Hidden Cyclone likely to oppose
Hidden Cyclone, fourth in the race a year ago, is more likely to have another shot at the Galway Hurdle than contest the Tote.com Galway Plate the previous day.
Trainer Shark Hanlon said: “He ran very well in the Hurdle last year and while I have to discuss things with the owners it’s looking as if we’ll give him another crack at the race. He’s on the same mark as last year and, while I might be wrong, it mightn’t be quite as strong a race this year.”
The winner of 14 races, Hidden Cyclone is 11 and while statistics are against him Hanlon believes there is plenty of life left in his stable star.

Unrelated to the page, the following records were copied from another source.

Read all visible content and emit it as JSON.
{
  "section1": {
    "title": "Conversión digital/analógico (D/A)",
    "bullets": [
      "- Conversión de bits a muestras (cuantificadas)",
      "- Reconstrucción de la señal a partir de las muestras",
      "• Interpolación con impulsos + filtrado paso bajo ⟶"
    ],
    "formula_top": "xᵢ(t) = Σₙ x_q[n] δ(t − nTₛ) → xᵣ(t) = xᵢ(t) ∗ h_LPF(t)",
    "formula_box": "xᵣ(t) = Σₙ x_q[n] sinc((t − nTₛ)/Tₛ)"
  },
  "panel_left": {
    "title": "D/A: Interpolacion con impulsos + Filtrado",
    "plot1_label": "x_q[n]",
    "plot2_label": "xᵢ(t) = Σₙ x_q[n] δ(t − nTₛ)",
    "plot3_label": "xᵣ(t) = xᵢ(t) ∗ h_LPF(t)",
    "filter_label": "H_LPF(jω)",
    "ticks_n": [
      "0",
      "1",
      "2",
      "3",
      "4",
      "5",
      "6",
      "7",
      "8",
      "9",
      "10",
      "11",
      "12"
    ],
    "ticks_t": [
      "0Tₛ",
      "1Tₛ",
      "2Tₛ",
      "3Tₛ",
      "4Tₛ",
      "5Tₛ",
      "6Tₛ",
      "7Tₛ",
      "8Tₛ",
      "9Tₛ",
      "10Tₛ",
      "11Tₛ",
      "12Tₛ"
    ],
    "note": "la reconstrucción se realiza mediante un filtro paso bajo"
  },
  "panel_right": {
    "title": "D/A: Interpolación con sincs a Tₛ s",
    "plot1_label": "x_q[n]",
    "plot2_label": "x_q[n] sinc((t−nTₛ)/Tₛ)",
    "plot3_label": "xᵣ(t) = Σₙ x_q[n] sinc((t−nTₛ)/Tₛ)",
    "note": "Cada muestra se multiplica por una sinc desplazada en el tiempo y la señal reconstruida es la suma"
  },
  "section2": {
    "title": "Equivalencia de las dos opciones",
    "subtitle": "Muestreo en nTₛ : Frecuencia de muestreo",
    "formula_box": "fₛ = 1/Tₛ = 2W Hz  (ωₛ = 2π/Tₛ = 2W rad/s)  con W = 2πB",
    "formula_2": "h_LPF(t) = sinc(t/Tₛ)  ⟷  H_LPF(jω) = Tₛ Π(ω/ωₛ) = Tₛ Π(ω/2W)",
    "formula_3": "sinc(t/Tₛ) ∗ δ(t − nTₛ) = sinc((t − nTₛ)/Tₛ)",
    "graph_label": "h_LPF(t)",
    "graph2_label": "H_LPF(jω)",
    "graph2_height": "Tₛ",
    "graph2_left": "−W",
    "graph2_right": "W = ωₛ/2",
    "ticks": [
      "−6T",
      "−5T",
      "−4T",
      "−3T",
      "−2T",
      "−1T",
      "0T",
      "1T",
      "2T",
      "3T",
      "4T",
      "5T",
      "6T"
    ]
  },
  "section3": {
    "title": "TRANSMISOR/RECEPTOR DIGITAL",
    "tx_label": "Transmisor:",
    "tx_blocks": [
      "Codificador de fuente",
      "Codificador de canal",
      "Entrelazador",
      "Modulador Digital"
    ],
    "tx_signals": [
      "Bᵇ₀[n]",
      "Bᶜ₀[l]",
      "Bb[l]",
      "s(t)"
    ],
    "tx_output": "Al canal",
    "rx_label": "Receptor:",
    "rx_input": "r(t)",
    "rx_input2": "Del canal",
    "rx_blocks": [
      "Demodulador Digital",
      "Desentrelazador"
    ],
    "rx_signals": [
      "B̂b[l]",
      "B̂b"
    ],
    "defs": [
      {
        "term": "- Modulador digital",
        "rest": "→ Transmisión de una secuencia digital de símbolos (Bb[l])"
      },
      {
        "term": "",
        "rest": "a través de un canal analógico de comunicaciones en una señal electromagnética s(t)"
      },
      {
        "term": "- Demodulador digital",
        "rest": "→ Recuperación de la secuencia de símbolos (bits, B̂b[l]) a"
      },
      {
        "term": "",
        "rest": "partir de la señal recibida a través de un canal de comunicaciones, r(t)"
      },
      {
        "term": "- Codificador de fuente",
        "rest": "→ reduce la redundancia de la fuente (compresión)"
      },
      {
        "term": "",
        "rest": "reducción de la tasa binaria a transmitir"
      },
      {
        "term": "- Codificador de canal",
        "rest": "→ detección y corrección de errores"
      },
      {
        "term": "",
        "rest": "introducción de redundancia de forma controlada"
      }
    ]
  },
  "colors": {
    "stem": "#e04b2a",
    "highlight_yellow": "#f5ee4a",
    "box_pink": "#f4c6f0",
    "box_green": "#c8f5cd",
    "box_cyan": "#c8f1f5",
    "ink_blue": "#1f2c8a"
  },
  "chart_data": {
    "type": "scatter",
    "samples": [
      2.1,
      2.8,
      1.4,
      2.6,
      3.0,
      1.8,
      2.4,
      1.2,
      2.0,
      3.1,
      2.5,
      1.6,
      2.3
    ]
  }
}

“There are not many 11-year-olds who have run only 34 times in their career,” he pointed out. “We were delighted with his recent Flat win at Killarney and he came out of the race very well.”
The ground at Galway, where the seven-day festival begins on Monday, was on Tuesday good on the jumps course and good, good to yielding in places, on the Flat track. The forecast for the rest of the week is for unsettled weather.